As you travel up Stokes Boulevard from University Circle, it unfolds like a palatial estate behind a tall fence with a red-and-white “No Trespassing” sign. But inside Cleveland Water Department’s 1924-built Baldwin Water Treatment Plant, an average of 70 million gallons of H2O drawn from the 5 Mile Crib in Lake Erie (that giant orange-and-white buoy-looking thing you can see from downtown) is purified every day. We take a rare tour through one of Cleveland’s municipal gems. 11216 Stokes Blvd., Cleveland, 216-664-3130, clevelandwater.com
The Purification: Water from the 5 Mile Crib gets drawn through the Kirtland Pump Station on South Marginal Road and uphill to Baldwin 4.7 miles away. In the long central hallway of Baldwin’s main building, chemically treated water passes through 20 filters where the liquid settles through layers of silica sand and anthracite to filter out granular bits. “Once it goes through this filter, it’s drinkable,” says plant manager Frank Woyma.
The Reservoir: Behind Baldwin’s main building is an emerald green field of grass broken up by concrete sidewalks and what look like sewer grates.

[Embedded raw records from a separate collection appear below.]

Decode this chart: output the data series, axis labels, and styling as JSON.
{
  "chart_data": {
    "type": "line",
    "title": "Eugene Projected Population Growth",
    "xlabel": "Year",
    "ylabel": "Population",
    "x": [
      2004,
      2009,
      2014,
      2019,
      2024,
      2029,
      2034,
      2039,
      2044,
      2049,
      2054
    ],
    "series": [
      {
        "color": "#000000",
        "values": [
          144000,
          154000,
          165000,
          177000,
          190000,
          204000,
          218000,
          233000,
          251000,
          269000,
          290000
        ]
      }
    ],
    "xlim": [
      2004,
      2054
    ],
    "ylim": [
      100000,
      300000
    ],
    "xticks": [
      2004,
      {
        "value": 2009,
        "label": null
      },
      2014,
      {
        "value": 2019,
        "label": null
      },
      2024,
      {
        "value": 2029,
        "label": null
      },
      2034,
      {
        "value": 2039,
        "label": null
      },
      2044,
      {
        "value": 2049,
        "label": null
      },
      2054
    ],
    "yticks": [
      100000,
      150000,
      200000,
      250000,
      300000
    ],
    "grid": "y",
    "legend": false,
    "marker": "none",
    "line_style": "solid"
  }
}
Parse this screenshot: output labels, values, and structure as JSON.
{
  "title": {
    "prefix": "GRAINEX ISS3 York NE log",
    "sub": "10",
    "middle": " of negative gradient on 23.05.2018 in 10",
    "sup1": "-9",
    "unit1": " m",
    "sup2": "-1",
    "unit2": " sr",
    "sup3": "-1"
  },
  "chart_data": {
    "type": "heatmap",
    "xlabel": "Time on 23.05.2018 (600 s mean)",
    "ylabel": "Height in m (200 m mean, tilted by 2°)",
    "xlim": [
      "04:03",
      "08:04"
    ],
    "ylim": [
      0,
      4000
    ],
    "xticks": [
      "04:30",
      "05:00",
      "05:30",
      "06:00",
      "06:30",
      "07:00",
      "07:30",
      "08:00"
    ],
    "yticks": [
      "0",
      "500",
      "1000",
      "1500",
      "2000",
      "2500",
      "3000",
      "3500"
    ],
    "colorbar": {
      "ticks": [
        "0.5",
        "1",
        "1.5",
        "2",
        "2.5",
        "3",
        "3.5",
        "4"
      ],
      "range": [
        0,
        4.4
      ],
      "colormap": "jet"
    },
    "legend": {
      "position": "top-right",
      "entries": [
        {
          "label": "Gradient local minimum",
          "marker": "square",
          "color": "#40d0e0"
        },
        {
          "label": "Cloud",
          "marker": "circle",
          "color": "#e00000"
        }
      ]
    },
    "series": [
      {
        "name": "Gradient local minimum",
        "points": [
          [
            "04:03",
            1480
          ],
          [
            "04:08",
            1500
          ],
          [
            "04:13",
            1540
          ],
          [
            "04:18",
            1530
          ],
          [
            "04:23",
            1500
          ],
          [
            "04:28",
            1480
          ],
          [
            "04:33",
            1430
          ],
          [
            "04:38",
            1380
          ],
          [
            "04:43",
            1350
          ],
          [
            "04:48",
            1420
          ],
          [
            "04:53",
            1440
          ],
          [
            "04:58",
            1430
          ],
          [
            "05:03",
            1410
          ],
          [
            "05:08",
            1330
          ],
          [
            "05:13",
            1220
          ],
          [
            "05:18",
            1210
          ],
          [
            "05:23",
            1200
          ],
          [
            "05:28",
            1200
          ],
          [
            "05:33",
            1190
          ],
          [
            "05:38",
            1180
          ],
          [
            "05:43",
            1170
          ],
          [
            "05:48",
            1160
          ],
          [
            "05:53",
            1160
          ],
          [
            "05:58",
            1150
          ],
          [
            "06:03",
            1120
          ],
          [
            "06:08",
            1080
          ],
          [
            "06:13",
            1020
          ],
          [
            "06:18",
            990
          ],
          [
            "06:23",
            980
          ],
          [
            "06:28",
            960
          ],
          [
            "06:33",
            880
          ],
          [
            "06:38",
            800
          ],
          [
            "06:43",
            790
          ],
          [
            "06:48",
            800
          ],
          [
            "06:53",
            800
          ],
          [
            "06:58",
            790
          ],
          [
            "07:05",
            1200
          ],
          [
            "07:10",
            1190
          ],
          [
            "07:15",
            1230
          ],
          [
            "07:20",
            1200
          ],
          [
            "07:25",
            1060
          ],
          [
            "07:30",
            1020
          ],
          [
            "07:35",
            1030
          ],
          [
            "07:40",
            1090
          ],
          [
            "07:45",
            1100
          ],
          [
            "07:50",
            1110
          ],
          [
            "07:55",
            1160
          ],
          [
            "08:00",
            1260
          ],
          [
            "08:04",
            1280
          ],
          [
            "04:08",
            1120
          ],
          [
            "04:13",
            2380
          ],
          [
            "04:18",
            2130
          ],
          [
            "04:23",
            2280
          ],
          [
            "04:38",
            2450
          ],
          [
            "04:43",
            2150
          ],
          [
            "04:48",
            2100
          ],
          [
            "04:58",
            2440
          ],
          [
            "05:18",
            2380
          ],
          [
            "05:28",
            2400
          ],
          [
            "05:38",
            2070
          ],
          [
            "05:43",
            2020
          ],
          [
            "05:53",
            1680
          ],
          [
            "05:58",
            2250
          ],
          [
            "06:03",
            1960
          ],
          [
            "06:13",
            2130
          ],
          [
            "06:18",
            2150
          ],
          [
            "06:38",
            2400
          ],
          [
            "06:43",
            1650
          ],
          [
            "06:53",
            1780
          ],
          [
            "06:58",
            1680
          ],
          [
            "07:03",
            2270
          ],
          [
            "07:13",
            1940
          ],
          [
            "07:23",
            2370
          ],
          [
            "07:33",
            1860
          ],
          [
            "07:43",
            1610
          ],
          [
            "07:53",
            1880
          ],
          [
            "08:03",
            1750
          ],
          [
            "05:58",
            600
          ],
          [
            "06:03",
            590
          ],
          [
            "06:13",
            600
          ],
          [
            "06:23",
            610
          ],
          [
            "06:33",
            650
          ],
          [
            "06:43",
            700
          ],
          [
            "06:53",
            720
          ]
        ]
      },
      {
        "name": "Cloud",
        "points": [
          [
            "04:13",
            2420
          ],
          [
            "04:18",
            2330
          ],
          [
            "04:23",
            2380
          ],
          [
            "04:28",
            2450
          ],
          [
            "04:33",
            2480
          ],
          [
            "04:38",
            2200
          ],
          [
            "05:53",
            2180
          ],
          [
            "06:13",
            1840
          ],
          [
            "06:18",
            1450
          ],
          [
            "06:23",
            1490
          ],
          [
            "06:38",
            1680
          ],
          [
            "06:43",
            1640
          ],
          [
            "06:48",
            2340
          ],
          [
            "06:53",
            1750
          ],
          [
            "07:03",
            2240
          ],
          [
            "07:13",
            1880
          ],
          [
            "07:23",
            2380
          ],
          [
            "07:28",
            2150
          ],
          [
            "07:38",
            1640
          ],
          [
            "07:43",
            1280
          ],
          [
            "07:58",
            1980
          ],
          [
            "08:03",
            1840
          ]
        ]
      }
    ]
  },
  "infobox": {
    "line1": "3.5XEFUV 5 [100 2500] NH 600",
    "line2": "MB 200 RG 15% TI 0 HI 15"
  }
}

Underneath the grass, two 35-foot-deep chambers, which can hold up to 130 million gallons of ready-to-drink water, are held up by a series of grand columns. Since the reservoir is atop Cedar Hill, it’s easier for the water to flow down to the city below in case of emergency. “In 2003, we had that big electrical outage,” says Woyma. “Everything below us never lost water because of the elevation.”
The Flourishes: Touches from a more romantic age in municipal architecture dot the plant. The plant’s insignia — BF, for Baldwin Filtration — accent doorways and wrought iron railings. Two massive, 900-pound brass doors mark the entrance. And out front is a bell, which used to be located at the 5 Mile Crib to warn boaters. “In 1964, they automated the crib,” says Woyma. “[Prior to that], in the event of a storm or fog, they would light a light and ring the bell.”
The Leftovers: Just north of the plant, a pair of white domes handles the dirty work. The inside sounds like a waterfall. It’s humid and smells like a giant mossy puddle. Each dome can hold about 13 million gallons of gunk leftover after filtration that is eventually diluted and disposed of by the Northeast Ohio Regional Sewer District. “It’s what we take out of the lake water,” Woyma says. “It’s all sediment. This is the end.”